Une étude sur la psilocybine, composé actif des champignons hallucinogènes démontre des effets positifs pour lutter contre la dépendance à l'alcool. À Amiens, une équipe de chercheurs a effectué des tests sur des rats. Les résultats sont porteurs d'espoir pour les personnes alcoolodépendantes.
L'alcool est la première cause d'hospitalisation en France, mais dans l'imaginaire collectif, cette substance n'est pas considérée comme une drogue. Une idée fausse que souligne le professeur Mickael Naassila, directeur d'un groupe de recherche sur l'alcool et les pharmacodépendances au CHU et à l'Université Picardie Jules Vernes d'Amiens. "On classe le tabac depuis longtemps dans les drogues, mais l'alcool est aussi une drogue très puissante qui induit des ravages au niveau social et sanitaire", explique-t-il.
Lui et d'autres chercheurs étudient la psilocybine, un ingrédient actif des champignons hallucinogènes qu'on appelle le psilocybe. "La psilocybine est une molécule classée parmi les psychédéliques qui ont la particularité d'induire des hallucinations. Elle a beaucoup d'effets dans le cerveau et c'est qu'on étudie depuis quelques années".
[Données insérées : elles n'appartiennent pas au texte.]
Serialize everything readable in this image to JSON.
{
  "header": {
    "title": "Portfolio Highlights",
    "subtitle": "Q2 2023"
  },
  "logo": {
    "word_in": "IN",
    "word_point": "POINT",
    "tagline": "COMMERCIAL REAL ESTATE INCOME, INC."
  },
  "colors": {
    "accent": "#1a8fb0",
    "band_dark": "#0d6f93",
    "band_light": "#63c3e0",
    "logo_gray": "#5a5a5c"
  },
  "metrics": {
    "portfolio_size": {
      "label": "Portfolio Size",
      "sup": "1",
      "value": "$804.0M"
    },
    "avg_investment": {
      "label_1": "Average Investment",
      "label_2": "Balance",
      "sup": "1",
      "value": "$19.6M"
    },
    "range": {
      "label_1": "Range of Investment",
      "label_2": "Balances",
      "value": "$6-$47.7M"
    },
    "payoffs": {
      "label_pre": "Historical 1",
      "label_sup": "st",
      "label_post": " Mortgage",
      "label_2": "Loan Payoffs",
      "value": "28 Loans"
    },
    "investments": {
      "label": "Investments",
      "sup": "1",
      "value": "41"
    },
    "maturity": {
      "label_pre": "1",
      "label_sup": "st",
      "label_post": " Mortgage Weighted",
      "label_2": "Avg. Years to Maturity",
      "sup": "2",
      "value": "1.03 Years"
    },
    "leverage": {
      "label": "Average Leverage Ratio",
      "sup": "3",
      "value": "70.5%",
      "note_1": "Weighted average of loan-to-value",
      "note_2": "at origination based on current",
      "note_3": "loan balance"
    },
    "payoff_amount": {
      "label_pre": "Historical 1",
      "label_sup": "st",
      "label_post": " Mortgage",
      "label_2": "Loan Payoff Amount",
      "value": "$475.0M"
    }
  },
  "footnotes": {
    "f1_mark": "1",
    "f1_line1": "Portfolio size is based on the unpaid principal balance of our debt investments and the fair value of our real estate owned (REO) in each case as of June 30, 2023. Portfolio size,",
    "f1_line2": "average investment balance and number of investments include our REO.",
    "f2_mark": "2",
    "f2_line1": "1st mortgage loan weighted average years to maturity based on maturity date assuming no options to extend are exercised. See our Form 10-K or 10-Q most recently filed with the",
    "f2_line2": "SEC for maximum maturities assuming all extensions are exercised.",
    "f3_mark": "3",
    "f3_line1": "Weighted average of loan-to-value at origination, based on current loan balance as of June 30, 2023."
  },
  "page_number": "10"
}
Des premiers essais porteurs d'espoir
Le chercheur souligne le renouveau de l'intérêt d'étudier les psychédéliques dans les pathologies psychiatriques : "c'est quelque chose d'ancien qui revient en force, notamment dans le traitement de la dépression et de l'addiction".
L'étude des psychédéliques dans les addictions a commencé à la fin des années 1950, "puis il y a eu un arrêt net aux Etats-Unis avec Richard Nixon car les psychédéliques faisaient très peur à l'époque. C'est revenu ensuite depuis les années 2000". Lui et son équipe amiénoise ont débuté l'étude de la psilocybine ainsi que celle du LSD sur l'addiction à l'alcool en 2018.
Quelques essais déjà effectués ailleurs ont déjà montré que la psilocybine réduisait de "manière rapide et durable" la dépendance chez les patients alcoolodépendants avec seulement une à deux prises de gélules, "en association avec une psychothérapie". Elle réduit également les risques de rechute.
Les expérimentations à Amiens ont concerné principalement des rats. "Avant d'expérimenter chez l'homme, on expérimente chez l'animal, on explore en premier les mécanismes, ce sont des projets qu'on appelle translationnels. Les résultats qu'on trouve sur l'animal sont testés sur l'humain", et vice versa. "Ça fait avancer plus vite sur les connaissances", précise Mickael Naassila. D'autant plus qu'on retrouve chez les rats dépendants à l'alcool un aspect compulsif et un sevrage, entre autres, qui sont aussi présents chez les hommes.
La dernière étude en date réalisée par l'UPJV a été publiée dans la revue Brain. En plus de confirmer "le potentiel de la psilocybine à combattre l'addiction à l'alcool", elle lève le voile "sur les mécanismes d'action de cette molécule", peut-on lire sur le site internet de l'Inserm. "La psilocybine réduit la rechute à l'alcool dans un modèle d'addiction chez l'animal", indique Mickael Naassila.
Le boom des psychédéliques dans la médecine
Les psychédéliques ont un effet très puissant au niveau cérébral. "Il y a une réinitialisation au sein du cerveau, un reset. Ils peuvent reconfigurer le cerveau d'un patient. Ça booste aussi la neurogenèse", donc la création de nouveaux neurones, "et ça jouerait aussi sur des récepteurs de facteur de croissance neuronale". Ces psychédéliques jouent aussi un rôle dans la plasticité du cerveau. "Les neurones vont établir de nouvelles connexions et structures cérébrales", complète le professeur.
Les psychédéliques ont tout l’aspect "expérience mystique", chez l’homme et aussi chez l’animal. Plus vous êtes sensibles à ça, plus vous allez répondre aux médicaments. On a l'impression que nos sens se mélangent, on a des hallucinations et on a l’impression de ne faire qu'un avec le monde. C’est pourquoi ces médicaments sont administrés une journée à l’hôpital sous contrôle médical.
Professeur Mickael Naassila
"Avec l'addiction, on est en mode automatique, on n'arrive pas à retrouver un contrôle du comportement" qui est perdu quand une personne est sous l'effet d'une dépendance. Les psychédéliques permettent de redonner une flexibilité : "vous pouvez à nouveau changer votre comportement".
En France, depuis quelques mois, le CHU de Nîmes a lancé des essais cliniques avec des patients alcoolodépendants qui ont aussi une dépression. "On pourrait espérer qu'Amiens participe aux essais cliniques, mais on est encore loin. Il n'y a pas encore assez de moyens dans la prise en charge addictologique", conclut Mickael Naassila.